A little-known problem threatens systems that deliver electric power to residential and commercial customers: the underground distribution cables that operate at 12,000 volts or higher will perform well for a few decades and then suddenly fail with a dramatic one-nanosecond arc.

Pacific Gas & Electric alone has 25,000 miles of three-phase distribution circuits (75,000 miles of aging underground cables), and no real economical way of telling which ones are unhealthy.  The California Energy Commission has just funded a three-year interdisciplinary (electrical engineering, mechanical engineering and material science engineering) research program at University of California, Berkeley, to understand the failure mechanisms and find feasible ways of checking the health of cables to prioritize replacement.

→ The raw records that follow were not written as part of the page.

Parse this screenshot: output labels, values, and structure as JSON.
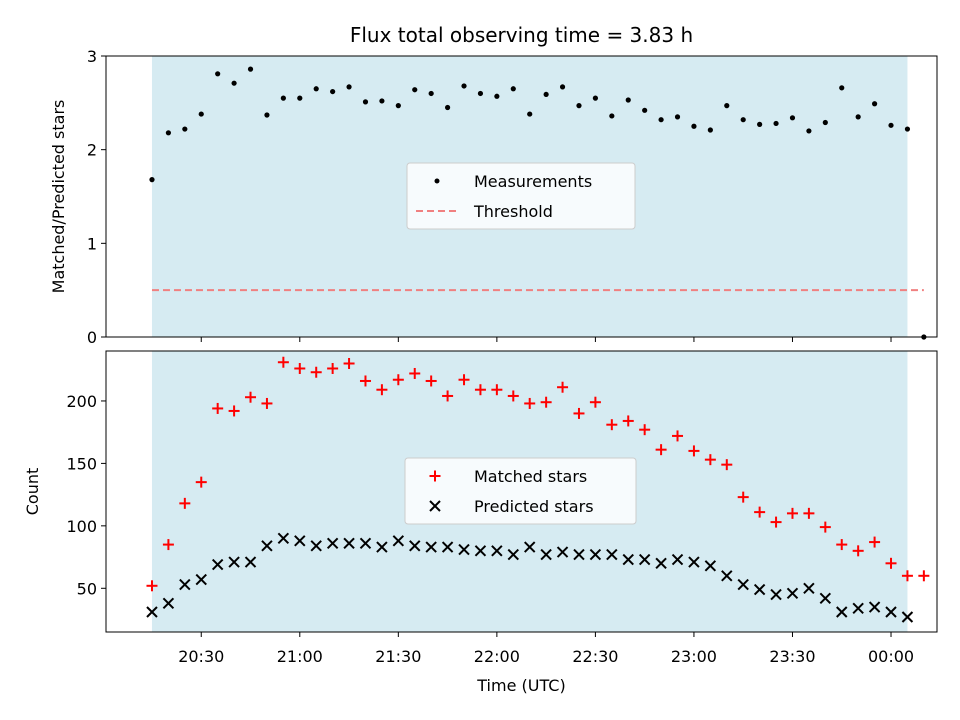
{
  "chart_data": [
    {
      "type": "scatter",
      "title": "Flux total observing time = 3.83 h",
      "ylabel": "Matched/Predicted stars",
      "xlabel": "",
      "ylim": [
        0,
        3
      ],
      "yticks": [
        0,
        1,
        2,
        3
      ],
      "legend": {
        "placement": "center",
        "entries": [
          "Measurements",
          "Threshold"
        ]
      },
      "colors": {
        "measurements": "#000000",
        "threshold": "#f08080",
        "observing_window": "#add8e6"
      },
      "observing_window": {
        "start_min": 1215,
        "end_min": 1445
      },
      "threshold": {
        "name": "Threshold",
        "value": 0.5,
        "x_range_min": [
          1215,
          1450
        ]
      },
      "series": [
        {
          "name": "Measurements",
          "x_min": [
            1215,
            1220,
            1225,
            1230,
            1235,
            1240,
            1245,
            1250,
            1255,
            1260,
            1265,
            1270,
            1275,
            1280,
            1285,
            1290,
            1295,
            1300,
            1305,
            1310,
            1315,
            1320,
            1325,
            1330,
            1335,
            1340,
            1345,
            1350,
            1355,
            1360,
            1365,
            1370,
            1375,
            1380,
            1385,
            1390,
            1395,
            1400,
            1405,
            1410,
            1415,
            1420,
            1425,
            1430,
            1435,
            1440,
            1445,
            1450
          ],
          "y": [
            1.68,
            2.18,
            2.22,
            2.38,
            2.81,
            2.71,
            2.86,
            2.37,
            2.55,
            2.55,
            2.65,
            2.62,
            2.67,
            2.51,
            2.52,
            2.47,
            2.64,
            2.6,
            2.45,
            2.68,
            2.6,
            2.57,
            2.65,
            2.38,
            2.59,
            2.67,
            2.47,
            2.55,
            2.36,
            2.53,
            2.42,
            2.32,
            2.35,
            2.25,
            2.21,
            2.47,
            2.32,
            2.27,
            2.28,
            2.34,
            2.2,
            2.29,
            2.66,
            2.35,
            2.49,
            2.26,
            2.22,
            0
          ]
        }
      ]
    },
    {
      "type": "scatter",
      "title": "",
      "xlabel": "Time (UTC)",
      "ylabel": "Count",
      "ylim": [
        15,
        240
      ],
      "yticks": [
        50,
        100,
        150,
        200
      ],
      "xlim_min": [
        1201,
        1454
      ],
      "xticks_min": [
        1230,
        1260,
        1290,
        1320,
        1350,
        1380,
        1410,
        1440
      ],
      "xtick_labels": [
        "20:30",
        "21:00",
        "21:30",
        "22:00",
        "22:30",
        "23:00",
        "23:30",
        "00:00"
      ],
      "legend": {
        "placement": "center",
        "entries": [
          "Matched stars",
          "Predicted stars"
        ]
      },
      "colors": {
        "matched": "#ff0000",
        "predicted": "#000000",
        "observing_window": "#add8e6"
      },
      "observing_window": {
        "start_min": 1215,
        "end_min": 1445
      },
      "series": [
        {
          "name": "Matched stars",
          "x_min": [
            1215,
            1220,
            1225,
            1230,
            1235,
            1240,
            1245,
            1250,
            1255,
            1260,
            1265,
            1270,
            1275,
            1280,
            1285,
            1290,
            1295,
            1300,
            1305,
            1310,
            1315,
            1320,
            1325,
            1330,
            1335,
            1340,
            1345,
            1350,
            1355,
            1360,
            1365,
            1370,
            1375,
            1380,
            1385,
            1390,
            1395,
            1400,
            1405,
            1410,
            1415,
            1420,
            1425,
            1430,
            1435,
            1440,
            1445,
            1450
          ],
          "y": [
            52,
            85,
            118,
            135,
            194,
            192,
            203,
            198,
            231,
            226,
            223,
            226,
            230,
            216,
            209,
            217,
            222,
            216,
            204,
            217,
            209,
            209,
            204,
            198,
            199,
            211,
            190,
            199,
            181,
            184,
            177,
            161,
            172,
            160,
            153,
            149,
            123,
            111,
            103,
            110,
            110,
            99,
            85,
            80,
            87,
            70,
            60,
            60
          ]
        },
        {
          "name": "Predicted stars",
          "x_min": [
            1215,
            1220,
            1225,
            1230,
            1235,
            1240,
            1245,
            1250,
            1255,
            1260,
            1265,
            1270,
            1275,
            1280,
            1285,
            1290,
            1295,
            1300,
            1305,
            1310,
            1315,
            1320,
            1325,
            1330,
            1335,
            1340,
            1345,
            1350,
            1355,
            1360,
            1365,
            1370,
            1375,
            1380,
            1385,
            1390,
            1395,
            1400,
            1405,
            1410,
            1415,
            1420,
            1425,
            1430,
            1435,
            1440,
            1445
          ],
          "y": [
            31,
            38,
            53,
            57,
            69,
            71,
            71,
            84,
            90,
            88,
            84,
            86,
            86,
            86,
            83,
            88,
            84,
            83,
            83,
            81,
            80,
            80,
            77,
            83,
            77,
            79,
            77,
            77,
            77,
            73,
            73,
            70,
            73,
            71,
            68,
            60,
            53,
            49,
            45,
            46,
            50,
            42,
            31,
            34,
            35,
            31,
            27
          ]
        }
      ]
    }
  ]
}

The primary goal of this research led by Professor RichardWhite, is to develop and Intelligent Infrastructure to monitor in-situ maintenance and to explore the degradation of underground AC power distribution cables. Two sub-teams have been created to tackle specific sub-goals.

During the course of this research, the interdisciplinary research team will work closely with the California Energy Commission and the three investor-owned utilities in the state of California (PG&E, Southern California Edison, and San Diego Water and Power) to understand the needs of all the stakeholders involved and be able to produce a user-friendly infrastructure.